An association between nonalcoholic fatty liver disease (NAFLD) and the insulin resistance (IR) syndrome exists. Familial clustering of IR may support a genetic predisposition to NAFLD or cryptogenic cirrhosis (CC).


Patients with NAFLD (n = 20) and healthy controls (n = 20) matched for age, sex, and body mass index with at least 4 living relatives and 2 generations of lineage participated in a familial aggregation study. A medical history was obtained from each subject and confirmed with first-degree family members.

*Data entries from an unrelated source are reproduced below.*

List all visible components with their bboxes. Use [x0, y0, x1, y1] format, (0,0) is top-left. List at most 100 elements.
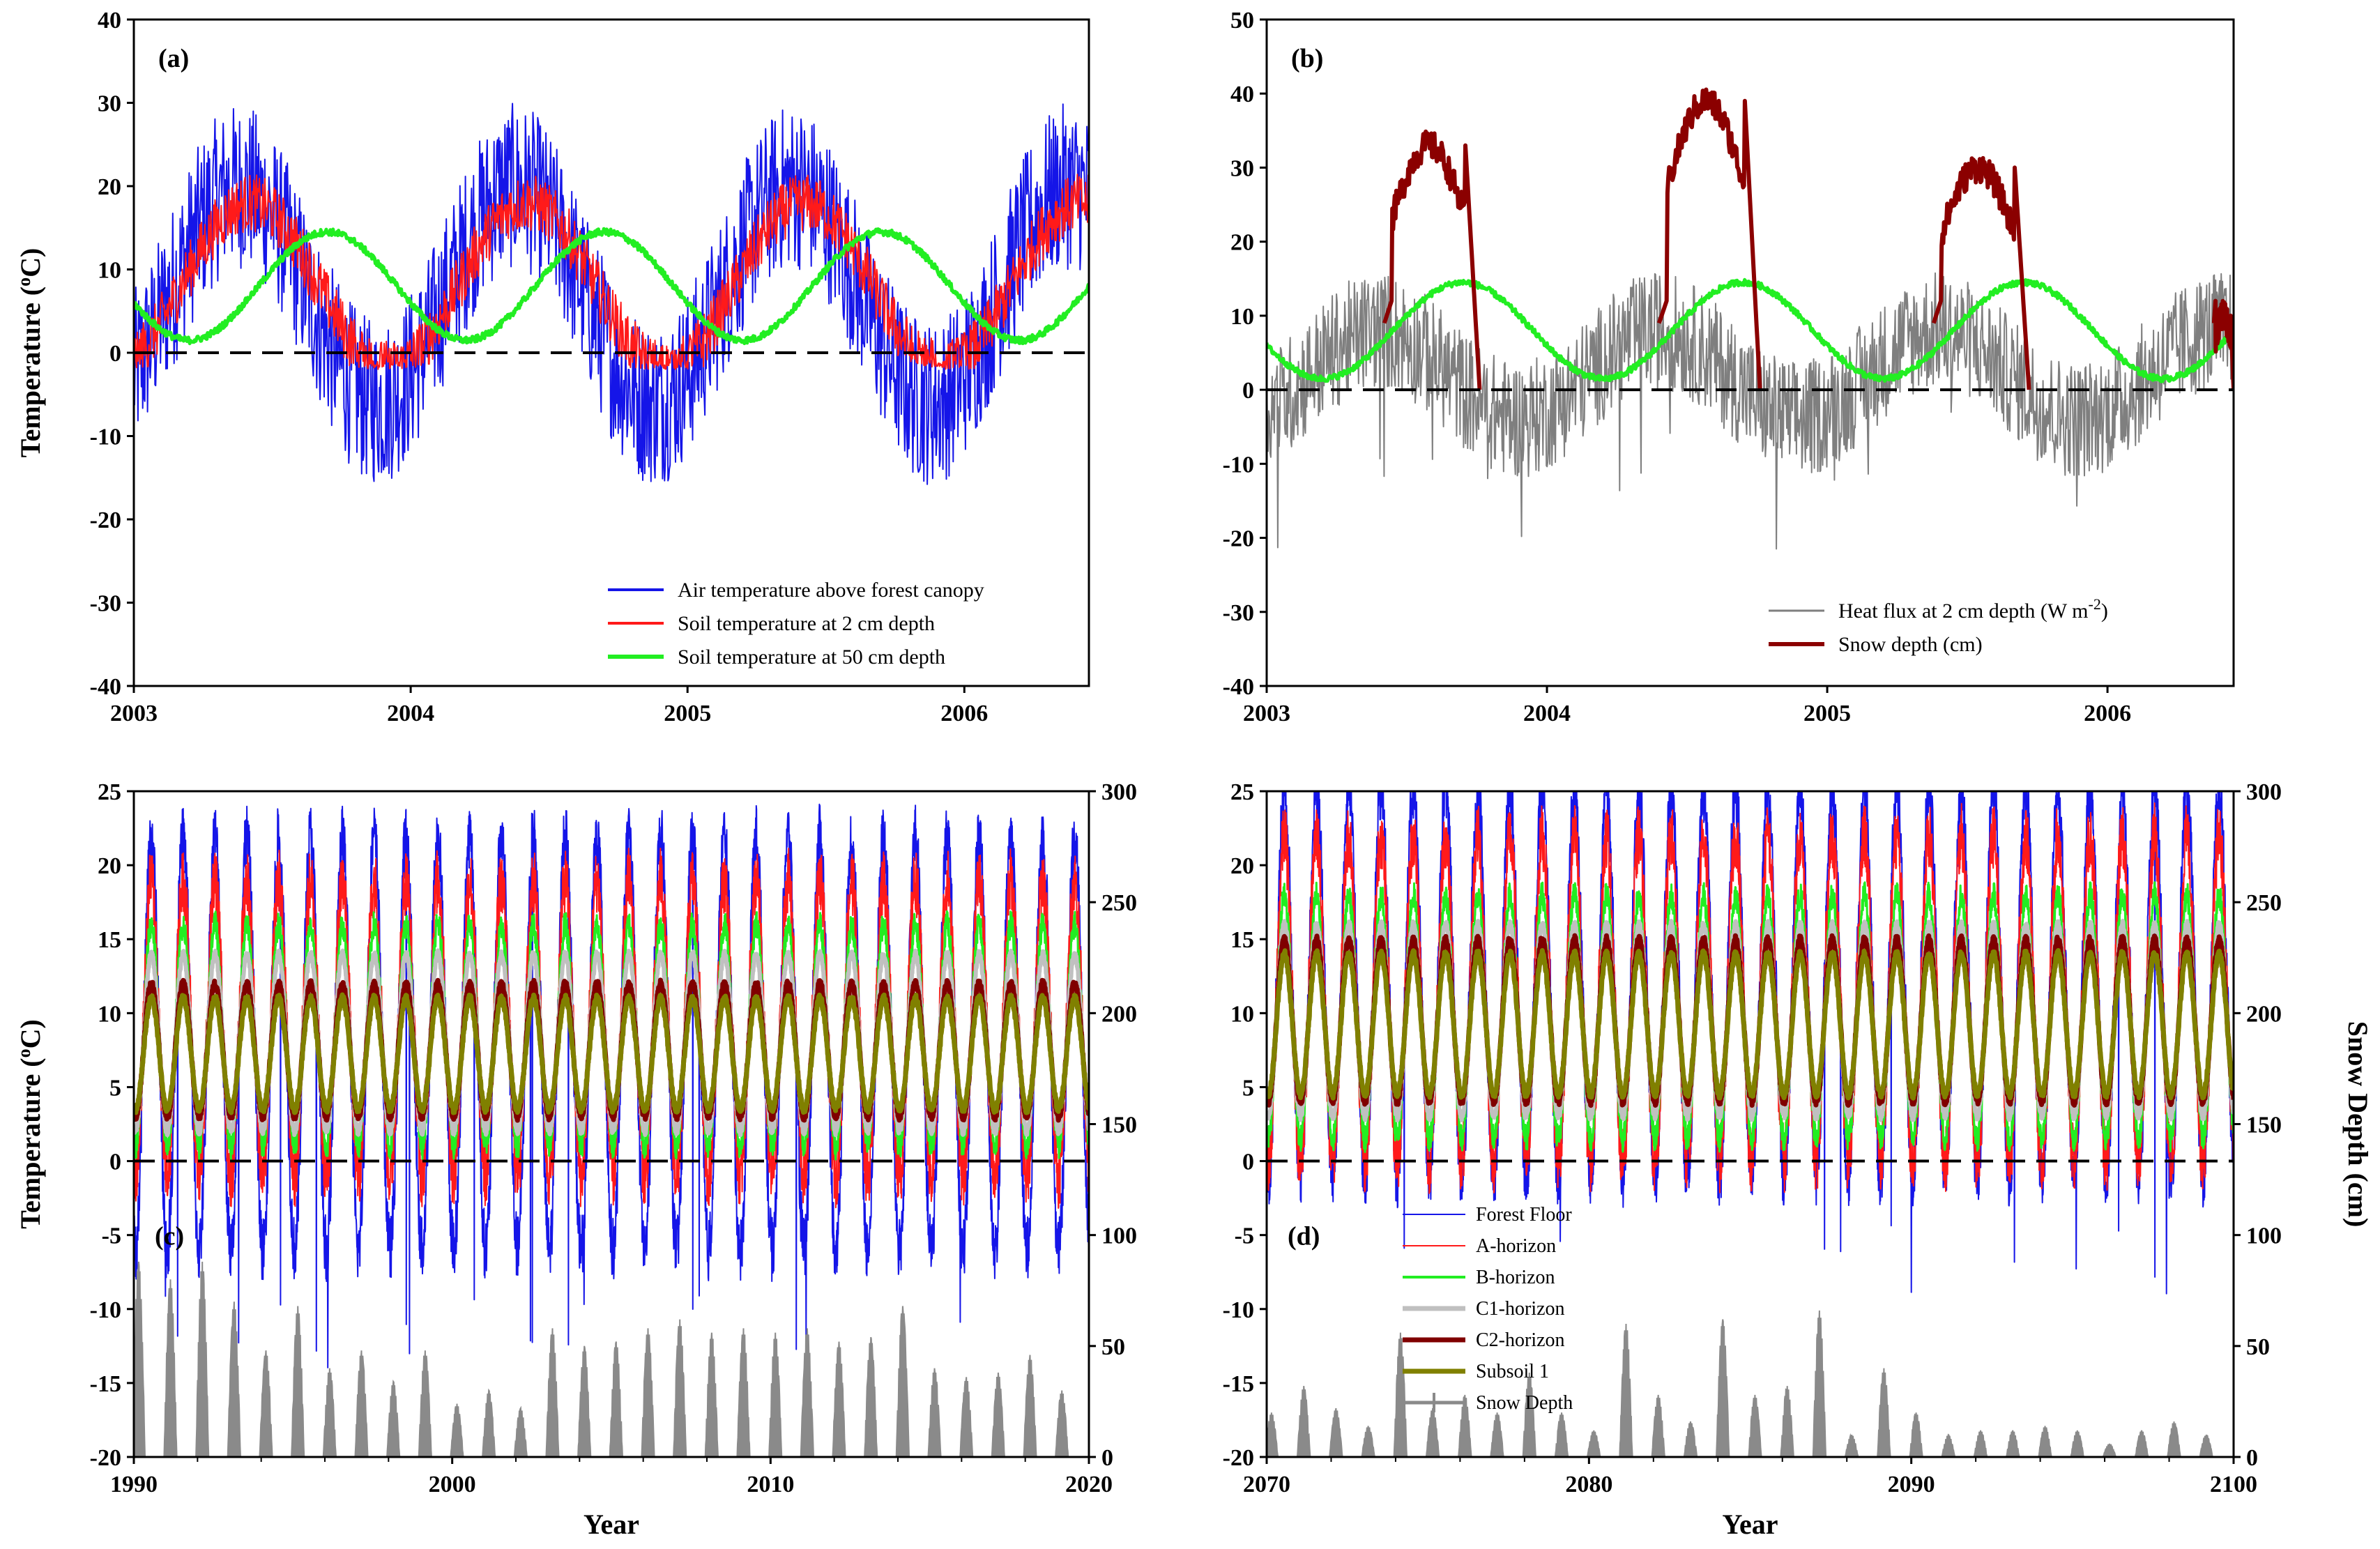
- xtick-label: 2090: [1888, 1472, 1935, 1497]
- legend-label-end: ): [2101, 600, 2108, 623]
- xtick-label: 2100: [2210, 1472, 2257, 1497]
- xtick-label: 2004: [387, 701, 434, 726]
- ytick-label: 30: [1230, 155, 1254, 181]
- xtick-label: 2080: [1565, 1472, 1612, 1497]
- ytick-label: -5: [102, 1223, 121, 1249]
- xtick-label: 2003: [110, 701, 158, 726]
- ytick-label: 5: [1242, 1075, 1254, 1101]
- series-snow-depth-3: [1931, 155, 2031, 390]
- y2tick-label: 250: [1101, 890, 1137, 916]
- ytick-label: 20: [98, 853, 121, 879]
- snow-depth-year-23: [832, 1341, 846, 1457]
- ytick-label: 25: [98, 779, 121, 805]
- snow-depth-year-22: [1941, 1433, 1956, 1457]
- snow-depth-year-26: [2070, 1430, 2084, 1457]
- snow-depth-year-5: [259, 1350, 273, 1457]
- snow-depth-year-12: [1619, 1323, 1633, 1457]
- legend-label: Snow Depth: [1476, 1392, 1573, 1414]
- legend-label: Subsoil 1: [1476, 1361, 1549, 1382]
- ylabel-space: (: [15, 287, 46, 303]
- snow-depth-year-29: [2167, 1421, 2181, 1457]
- plot-area-d: [1267, 791, 2234, 1457]
- snow-depth-year-21: [768, 1332, 783, 1457]
- snow-depth-year-22: [800, 1328, 815, 1457]
- panel-label-d: (d): [1288, 1222, 1320, 1251]
- snow-depth-year-14: [545, 1328, 560, 1457]
- legend-label: Air temperature above forest canopy: [678, 579, 984, 602]
- ytick-label: 30: [98, 91, 121, 117]
- ytick-label: 10: [1230, 304, 1254, 330]
- snow-depth-year-18: [673, 1319, 687, 1457]
- snow-depth-year-20: [1877, 1368, 1891, 1457]
- legend-label-text: Heat flux at 2 cm depth (W m: [1838, 600, 2089, 623]
- series-b-horizon: [1267, 881, 2234, 1153]
- y2tick-label: 150: [2246, 1113, 2282, 1138]
- snow-depth-year-3: [195, 1261, 210, 1457]
- xtick-label: 2020: [1065, 1472, 1113, 1497]
- legend-label: Soil temperature at 50 cm depth: [678, 646, 945, 669]
- ytick-label: 0: [1242, 378, 1254, 404]
- snow-depth-year-10: [1554, 1412, 1569, 1457]
- panel-label-a: (a): [158, 44, 189, 73]
- ytick-label: 5: [109, 1075, 121, 1101]
- snow-depth-year-2: [163, 1279, 178, 1457]
- axes-frame-b: [1265, 18, 2235, 687]
- series-snow-depth-4: [2211, 298, 2234, 390]
- snow-depth-year-3: [1329, 1407, 1343, 1457]
- snow-depth-year-14: [1683, 1421, 1698, 1457]
- snow-depth-year-9: [386, 1380, 401, 1457]
- series-forest-floor: [134, 803, 1089, 1368]
- snow-depth-year-15: [1716, 1319, 1730, 1457]
- legend-label: Soil temperature at 2 cm depth: [678, 612, 935, 635]
- snow-depth-year-30: [1055, 1390, 1069, 1457]
- snow-depth-year-16: [1748, 1394, 1762, 1457]
- series-c1-horizon: [134, 948, 1089, 1138]
- snow-depth-year-17: [641, 1328, 655, 1457]
- y2tick-label: 200: [2246, 1001, 2282, 1027]
- snow-depth-year-8: [354, 1350, 369, 1457]
- ytick-label: -30: [90, 591, 121, 617]
- legend-label: C1-horizon: [1476, 1298, 1565, 1320]
- y2tick-label: 50: [2246, 1334, 2270, 1360]
- snow-depth-year-5: [1393, 1332, 1408, 1457]
- xtick-label: 2005: [664, 701, 711, 726]
- plot-area-b: [1267, 87, 2234, 550]
- snow-depth-year-26: [927, 1368, 942, 1457]
- ytick-label: -20: [90, 508, 121, 533]
- legend-label: C2-horizon: [1476, 1329, 1565, 1351]
- y2tick-label: 50: [1101, 1334, 1125, 1360]
- snow-depth-year-24: [864, 1336, 878, 1457]
- legend-label-superscript: -2: [2089, 595, 2101, 613]
- snow-depth-year-9: [1522, 1372, 1536, 1457]
- ytick-label: 25: [1230, 779, 1254, 805]
- series-snow-depth-2: [1656, 87, 1762, 390]
- snow-depth-year-19: [704, 1332, 719, 1457]
- ytick-label: 20: [1230, 853, 1254, 879]
- series-soil-temperature-50cm: [1267, 277, 2234, 383]
- y2tick-label: 250: [2246, 890, 2282, 916]
- ylabel-text: Temperature: [15, 1074, 46, 1229]
- series-a-horizon: [134, 847, 1089, 1209]
- legend-label: A-horizon: [1476, 1235, 1556, 1257]
- ylabel-text: Temperature: [15, 303, 46, 457]
- panel-c: 2520151050-5-10-15-203002502001501005001…: [14, 779, 1137, 1540]
- series-heat-flux: [1267, 272, 2234, 550]
- snow-depth-year-25: [2038, 1426, 2052, 1457]
- ytick-label: 40: [1230, 82, 1254, 107]
- ytick-label: 0: [1242, 1150, 1254, 1175]
- snow-depth-year-25: [895, 1306, 910, 1457]
- y2tick-label: 150: [1101, 1113, 1137, 1138]
- ylabel-c: Temperature (oC): [14, 1019, 46, 1229]
- snow-depth-year-29: [1023, 1355, 1037, 1457]
- snow-depth-year-27: [959, 1377, 974, 1457]
- ytick-label: 20: [1230, 230, 1254, 256]
- snow-depth-year-19: [1844, 1433, 1859, 1457]
- ytick-label: 10: [98, 1001, 121, 1027]
- snow-depth-year-21: [1909, 1412, 1923, 1457]
- ytick-label: 15: [1230, 927, 1254, 953]
- ytick-label: 20: [98, 174, 121, 200]
- ytick-label: 50: [1230, 8, 1254, 33]
- xlabel-c: Year: [583, 1509, 639, 1540]
- snow-depth-year-23: [1973, 1430, 1988, 1457]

NAFLD patients were more likely to have cirrhosis (odds ratio [OR] = 12.0), cardiac disease (OR, 3.0), hyperlipidemia (OR, 12.1), diabetes mellitus (DM) (OR, 9.1), renal stones (OR, 4.1), and arthritis (OR, 6.1). IR (P = .042) (the primary dependent variable) and DM (P = .013) were noted in their first-degree relatives. A trend for familial clustering of NAFLD or CC (P = .059) with a maternal linkage for disease expression also may exist. Cholelithiasis (P = .047), presumed NAFLD and/or CC (P = .049), and a trend toward IR (P = .07) were noted in the mothers, but not the fathers, of patients with NAFLD. An increased risk of DM (OR, 4.2; 95% confidence interval, 1.26-18.7; P = .013), IR (OR, 2.86; 95% confidence interval, 1.02-9.38; P = .042), and smoking (OR, 3.41; 95% confidence interval, 1.43-9.07; P = .003) was observed in first-degree relatives of NAFLD patients. No significant survival difference was observed between family cohorts.


Familial clustering and a potential maternal linkage for IR support a genetic predisposition for NAFLD. Alternatively, the presence of suppressor genes modifying the expression of IR in paternal lineage warrants further investigation.